The Easton Area School District doesn’t want to demonize "boobies," its lawyer, John Freund, told the Third Circuit this spring in a closely watched free-speech case.
The court didn’t issue an opinion in the case, but five months after the arguments announced that it would re-hear the case en banc. The second round of arguments is scheduled for the beginning of 2013.
The case was brought by two middle-school students, backed by the American Civil Liberties Union, who were suspended for wearing breast-cancer awareness bracelets stamped with the phrase, "I [heart] boobies." Their case was successful in the U.S. District Court for the Eastern District of Pennsylvania.
The school district appealed the trial court’s decision.
It’s a slippery slope from "I [heart] boobies" to more vulgar phrases that advocate for testicular-cancer awareness, Freund said, holding half-a-dozen of the popular rubber bracelets used to advocate for various causes. One said, "Feel my balls," while another said, "I [heart] cock."

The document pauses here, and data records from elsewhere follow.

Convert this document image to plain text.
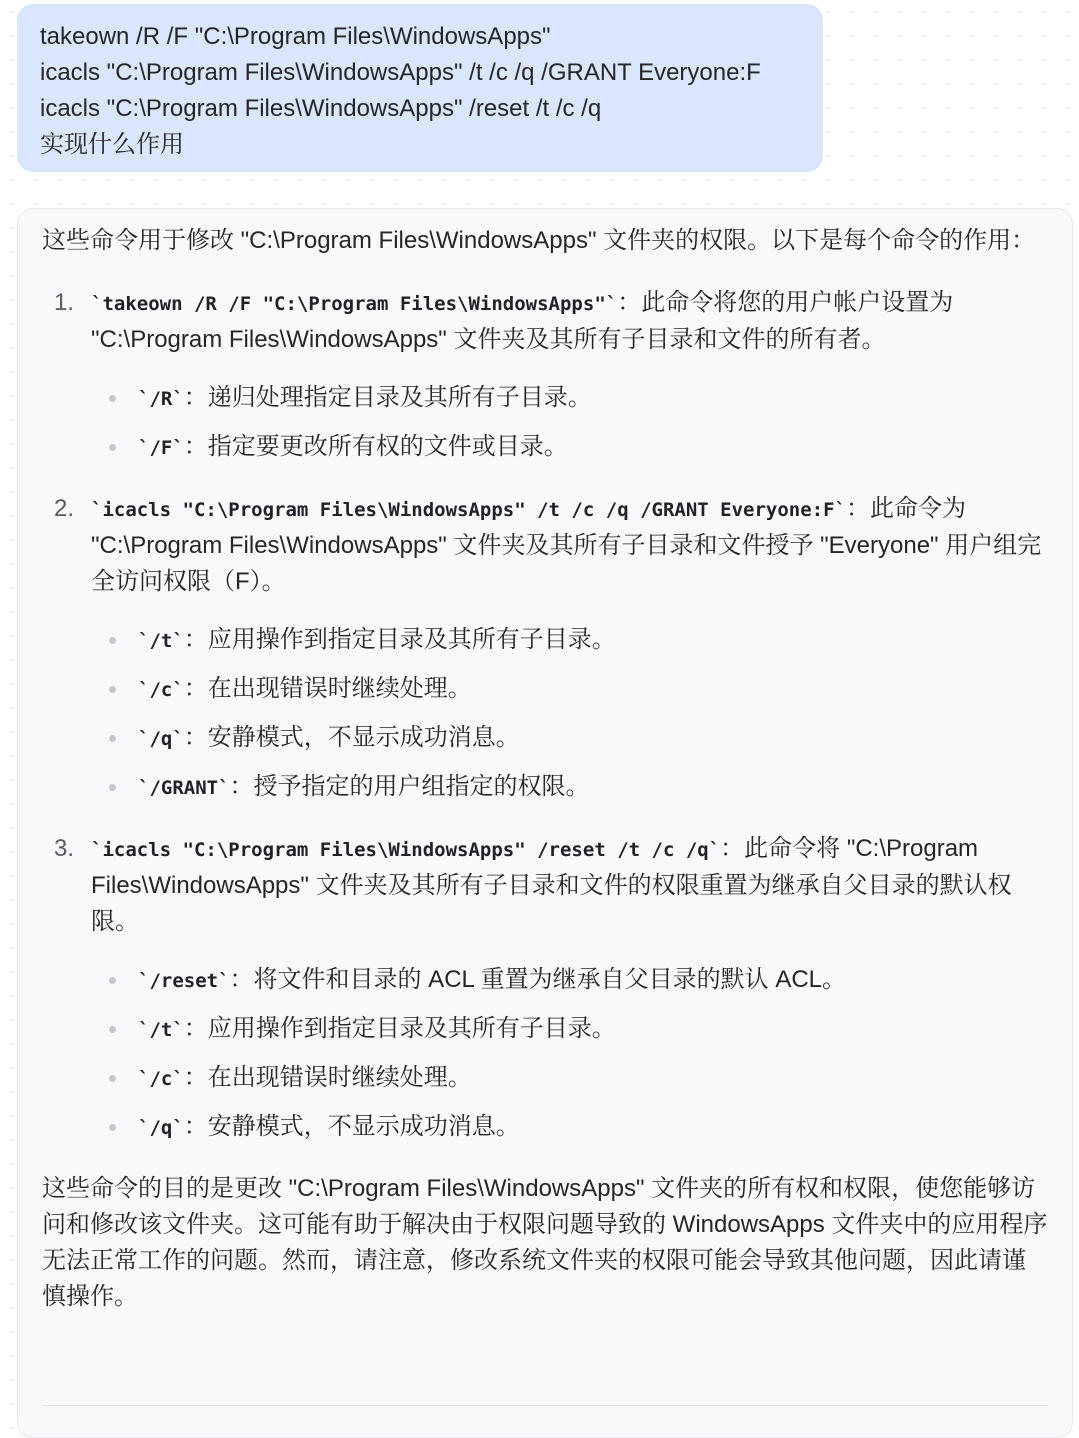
takeown /R /F "C:\Program Files\WindowsApps"
icacls "C:\Program Files\WindowsApps" /t /c /q /GRANT Everyone:F
icacls "C:\Program Files\WindowsApps" /reset /t /c /q
实现什么作用

这些命令用于修改 "C:\Program Files\WindowsApps" 文件夹的权限。以下是每个命令的作用：

1. `takeown /R /F "C:\Program Files\WindowsApps"`：此命令将您的用户帐户设置为 "C:\Program Files\WindowsApps" 文件夹及其所有子目录和文件的所有者。

`/R`：递归处理指定目录及其所有子目录。
`/F`：指定要更改所有权的文件或目录。
2. `icacls "C:\Program Files\WindowsApps" /t /c /q /GRANT Everyone:F`：此命令为 "C:\Program Files\WindowsApps" 文件夹及其所有子目录和文件授予 "Everyone" 用户组完全访问权限（F）。

`/t`：应用操作到指定目录及其所有子目录。
`/c`：在出现错误时继续处理。
`/q`：安静模式，不显示成功消息。
`/GRANT`：授予指定的用户组指定的权限。
3. `icacls "C:\Program Files\WindowsApps" /reset /t /c /q`：此命令将 "C:\Program Files\WindowsApps" 文件夹及其所有子目录和文件的权限重置为继承自父目录的默认权限。

`/reset`：将文件和目录的 ACL 重置为继承自父目录的默认 ACL。
`/t`：应用操作到指定目录及其所有子目录。
`/c`：在出现错误时继续处理。
`/q`：安静模式，不显示成功消息。

这些命令的目的是更改 "C:\Program Files\WindowsApps" 文件夹的所有权和权限，使您能够访问和修改该文件夹。这可能有助于解决由于权限问题导致的 WindowsApps 文件夹中的应用程序无法正常工作的问题。然而，请注意，修改系统文件夹的权限可能会导致其他问题，因此请谨慎操作。
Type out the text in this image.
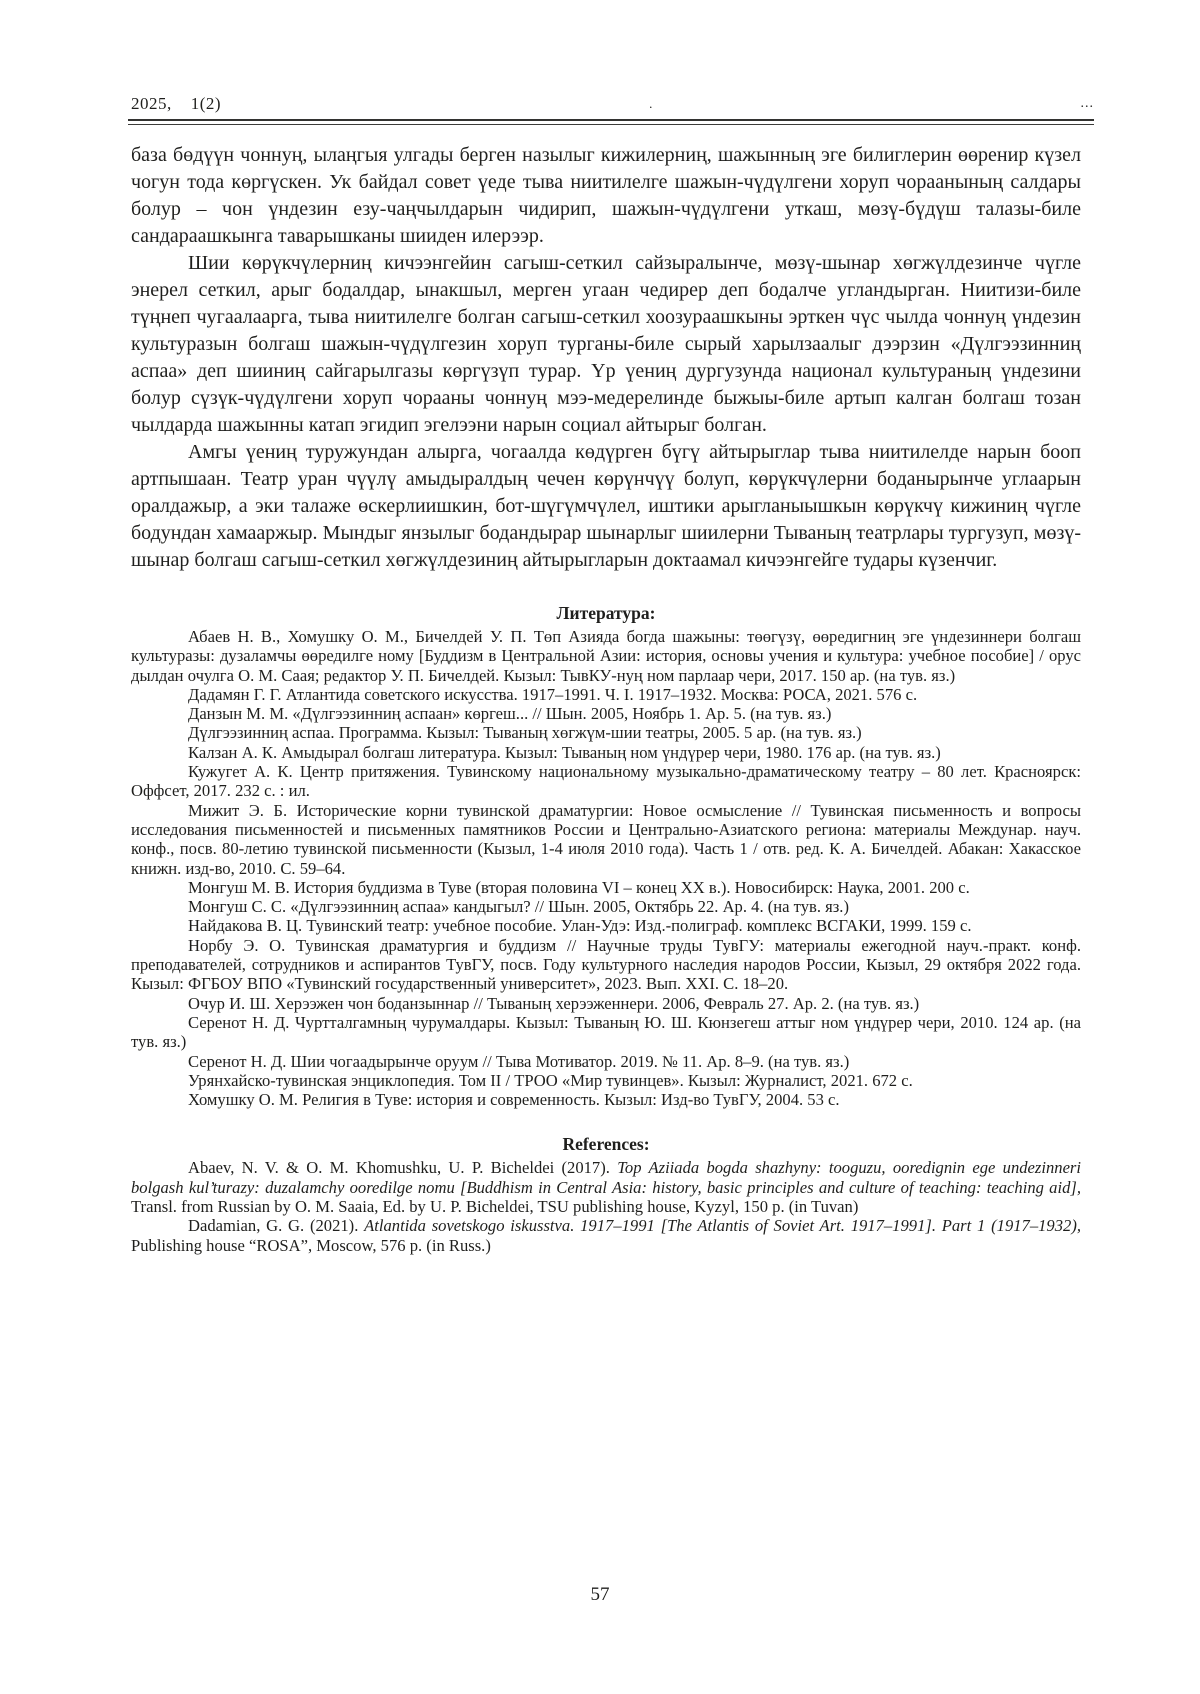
2025,    1(2)	.	...

база бөдүүн чоннуң, ылаңгыя улгады берген назылыг кижилерниң, шажынның эге билиглерин өөренир күзел чогун тода көргүскен. Ук байдал совет үеде тыва ниитилелге шажын-чүдүлгени хоруп чораанының салдары болур – чон үндезин езу-чаңчылдарын чидирип, шажын-чүдүлгени уткаш, мөзү-бүдүш талазы-биле сандараашкынга таварышканы шииден илерээр.

Шии көрүкчүлерниң кичээнгейин сагыш-сеткил сайзыралынче, мөзү-шынар хөгжүлдезинче чүгле энерел сеткил, арыг бодалдар, ынакшыл, мерген угаан чедирер деп бодалче угландырган. Ниитизи-биле түңнеп чугаалаарга, тыва ниитилелге болган сагыш-сеткил хоозураашкыны эрткен чүс чылда чоннуң үндезин культуразын болгаш шажын-чүдүлгезин хоруп турганы-биле сырый харылзаалыг дээрзин «Дүлгээзинниң аспаа» деп шииниң сайгарылгазы көргүзүп турар. Үр үениң дургузунда национал культураның үндезини болур сүзүк-чүдүлгени хоруп чорааны чоннуң мээ-медерелинде быжыы-биле артып калган болгаш тозан чылдарда шажынны катап эгидип эгелээни нарын социал айтырыг болган.

Амгы үениң туружундан алырга, чогаалда көдүрген бүгү айтырыглар тыва ниитилелде нарын бооп артпышаан. Театр уран чүүлү амыдыралдың чечен көрүнчүү болуп, көрүкчүлерни боданырынче углаарын оралдажыр, а эки талаже өскерлиишкин, бот-шүгүмчүлел, иштики арыгланыышкын көрүкчү кижиниң чүгле бодундан хамааржыр. Мындыг янзылыг бодандырар шынарлыг шиилерни Тываның театрлары тургузуп, мөзү-шынар болгаш сагыш-сеткил хөгжүлдезиниң айтырыгларын доктаамал кичээнгейге тудары күзенчиг.

Литература:

Абаев Н. В., Хомушку О. М., Бичелдей У. П. Төп Азияда богда шажыны: төөгүзү, өөредигниң эге үндезиннери болгаш культуразы: дузаламчы өөредилге ному [Буддизм в Центральной Азии: история, основы учения и культура: учебное пособие] / орус дылдан очулга О. М. Саая; редактор У. П. Бичелдей. Кызыл: ТывКУ-нуң ном парлаар чери, 2017. 150 ар. (на тув. яз.)

Дадамян Г. Г. Атлантида советского искусства. 1917–1991. Ч. I. 1917–1932. Москва: РОСА, 2021. 576 с.

Данзын М. М. «Дүлгээзинниң аспаан» көргеш... // Шын. 2005, Ноябрь 1. Ар. 5. (на тув. яз.)

Дүлгээзинниң аспаа. Программа. Кызыл: Тываның хөгжүм-шии театры, 2005. 5 ар. (на тув. яз.)

Калзан А. К. Амыдырал болгаш литература. Кызыл: Тываның ном үндүрер чери, 1980. 176 ар. (на тув. яз.)

Кужугет А. К. Центр притяжения. Тувинскому национальному музыкально-драматическому театру – 80 лет. Красноярск: Оффсет, 2017. 232 с. : ил.

Мижит Э. Б. Исторические корни тувинской драматургии: Новое осмысление // Тувинская письменность и вопросы исследования письменностей и письменных памятников России и Центрально-Азиатского региона: материалы Междунар. науч. конф., посв. 80-летию тувинской письменности (Кызыл, 1-4 июля 2010 года). Часть 1 / отв. ред. К. А. Бичелдей. Абакан: Хакасское книжн. изд-во, 2010. С. 59–64.

Монгуш М. В. История буддизма в Туве (вторая половина VI – конец XX в.). Новосибирск: Наука, 2001. 200 с.

Монгуш С. С. «Дүлгээзинниң аспаа» кандыгыл? // Шын. 2005, Октябрь 22. Ар. 4. (на тув. яз.)

Найдакова В. Ц. Тувинский театр: учебное пособие. Улан-Удэ: Изд.-полиграф. комплекс ВСГАКИ, 1999. 159 с.

Норбу Э. О. Тувинская драматургия и буддизм // Научные труды ТувГУ: материалы ежегодной науч.-практ. конф. преподавателей, сотрудников и аспирантов ТувГУ, посв. Году культурного наследия народов России, Кызыл, 29 октября 2022 года. Кызыл: ФГБОУ ВПО «Тувинский государственный университет», 2023. Вып. XXI. С. 18–20.

Очур И. Ш. Херээжен чон боданзыннар // Тываның херээженнери. 2006, Февраль 27. Ар. 2. (на тув. яз.)

Серенот Н. Д. Чуртталгамның чурумалдары. Кызыл: Тываның Ю. Ш. Кюнзегеш аттыг ном үндүрер чери, 2010. 124 ар. (на тув. яз.)

Серенот Н. Д. Шии чогаадырынче оруум // Тыва Мотиватор. 2019. № 11. Ар. 8–9. (на тув. яз.)

Урянхайско-тувинская энциклопедия. Том II / ТРОО «Мир тувинцев». Кызыл: Журналист, 2021. 672 с.

Хомушку О. М. Религия в Туве: история и современность. Кызыл: Изд-во ТувГУ, 2004. 53 с.

References:

Abaev, N. V. & O. M. Khomushku, U. P. Bicheldei (2017). Top Aziiada bogda shazhyny: tooguzu, ooredignin ege undezinneri bolgash kul’turazy: duzalamchy ooredilge nomu [Buddhism in Central Asia: history, basic principles and culture of teaching: teaching aid], Transl. from Russian by O. M. Saaia, Ed. by U. P. Bicheldei, TSU publishing house, Kyzyl, 150 p. (in Tuvan)

Dadamian, G. G. (2021). Atlantida sovetskogo iskusstva. 1917–1991 [The Atlantis of Soviet Art. 1917–1991]. Part 1 (1917–1932), Publishing house “ROSA”, Moscow, 576 p. (in Russ.)

57
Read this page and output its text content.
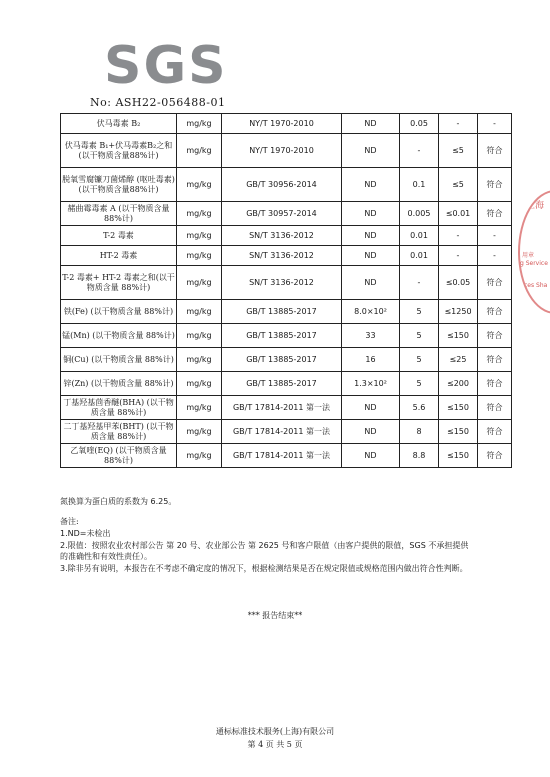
SGS
No: ASH22-056488-01
伏马毒素 B₂	mg/kg	NY/T 1970-2010	ND	0.05	-	-
伏马毒素 B₁+伏马毒素B₂之和(以干物质含量88%计)	mg/kg	NY/T 1970-2010	ND	-	≤5	符合
脱氧雪腐镰刀菌烯醇 (呕吐毒素) (以干物质含量88%计)	mg/kg	GB/T 30956-2014	ND	0.1	≤5	符合
赭曲霉毒素 A (以干物质含量 88%计)	mg/kg	GB/T 30957-2014	ND	0.005	≤0.01	符合
T-2 毒素	mg/kg	SN/T 3136-2012	ND	0.01	-	-
HT-2 毒素	mg/kg	SN/T 3136-2012	ND	0.01	-	-
T-2 毒素+ HT-2 毒素之和(以干物质含量 88%计)	mg/kg	SN/T 3136-2012	ND	-	≤0.05	符合
铁(Fe) (以干物质含量 88%计)	mg/kg	GB/T 13885-2017	8.0×10²	5	≤1250	符合
锰(Mn) (以干物质含量 88%计)	mg/kg	GB/T 13885-2017	33	5	≤150	符合
铜(Cu) (以干物质含量 88%计)	mg/kg	GB/T 13885-2017	16	5	≤25	符合
锌(Zn) (以干物质含量 88%计)	mg/kg	GB/T 13885-2017	1.3×10²	5	≤200	符合
丁基羟基茴香醚(BHA) (以干物质含量 88%计)	mg/kg	GB/T 17814-2011 第一法	ND	5.6	≤150	符合
二丁基羟基甲苯(BHT) (以干物质含量 88%计)	mg/kg	GB/T 17814-2011 第一法	ND	8	≤150	符合
乙氧喹(EQ) (以干物质含量 88%计)	mg/kg	GB/T 17814-2011 第一法	ND	8.8	≤150	符合
氮换算为蛋白质的系数为 6.25。
备注:
1.ND=未检出
2.限值：按照农业农村部公告 第 20 号、农业部公告 第 2625 号和客户限值（由客户提供的限值，SGS 不承担提供的准确性和有效性责任）。
3.除非另有说明，本报告在不考虑不确定度的情况下，根据检测结果是否在规定限值或规格范围内做出符合性判断。
*** 报告结束**
通标标准技术服务(上海)有限公司
第 4 页 共 5 页
上海
用章
g Service
ces Sha
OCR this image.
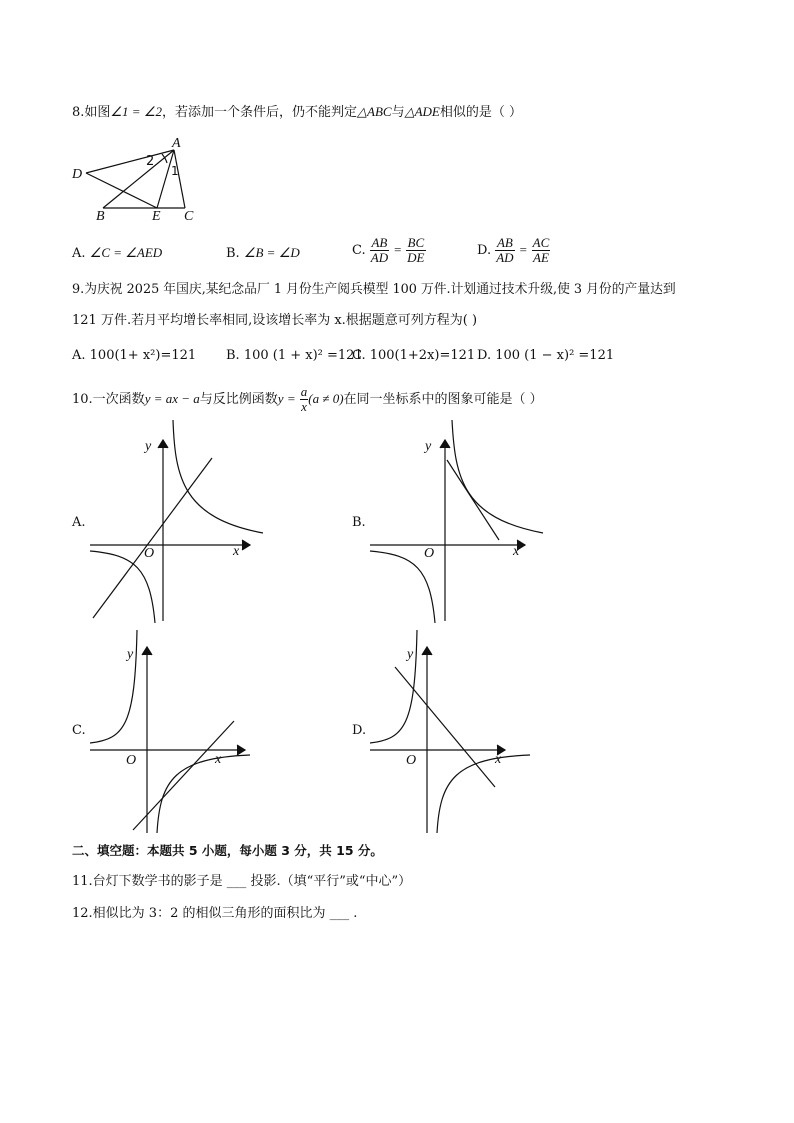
8.如图∠1 = ∠2，若添加一个条件后，仍不能判定△ABC与△ADE相似的是（ ）
A
D
B	E C
2
1
A. ∠C = ∠AED	B. ∠B = ∠D	C. $\frac{AB}{AD} = \frac{BC}{DE}$	D. $\frac{AB}{AD} = \frac{AC}{AE}$
9.为庆祝 2025 年国庆,某纪念品厂 1 月份生产阅兵模型 100 万件.计划通过技术升级,使 3 月份的产量达到
121 万件.若月平均增长率相同,设该增长率为 x.根据题意可列方程为( )
A. 100(1+ x²)=121 B. 100 (1 + x)² =121
C. 100(1+2x)=121 D. 100 (1 − x)² =121
10.一次函数y = ax − a与反比例函数$y = \frac{a}{x} (a \ne 0)$在同一坐标系中的图象可能是（ ）
A.
y
x
O
B.
y
x
O
C.
y
x
O
D.
y
x
O
二、填空题：本题共 5 小题，每小题 3 分，共 15 分。
11.台灯下数学书的影子是 ___ 投影.（填“平行”或“中心”）
12.相似比为 3：2 的相似三角形的面积比为 ___ .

Everybody understands that the bracelets at issue, distributed by the Keep A Breast Foundation, are part of a discussion about breast cancer, said Mary Catherine Roper, the ACLU attorney who argued the case. Phrases that suggest genital contact are quite different from those encouraging girls to take care of their bodies, she said.
Judge Thomas M. Hardiman focused his questions to her sharply on the issue of the speaker’s intent versus the way in which the language is perceived.
One appellate lawyer described the Third Circuit’s move to re-hear the case as "somewhat unusual" and said it could be an indication the court as a whole sees the potential significance of the case.
As judges draft opinions, they circulate them around the court, explained Burt Rublin, an appellate lawyer at Ballard Spahr who wasn’t involved in the case. If a majority of the active judges vote to hear a case after seeing the draft opinions, then the case will be heard en banc, he said.
Here, Rublin said, the court realized this case raised thorny constitutional issues.
"It’s clear that the issues about the First Amendment and school discipline are fraught with disagreement," Rublin said.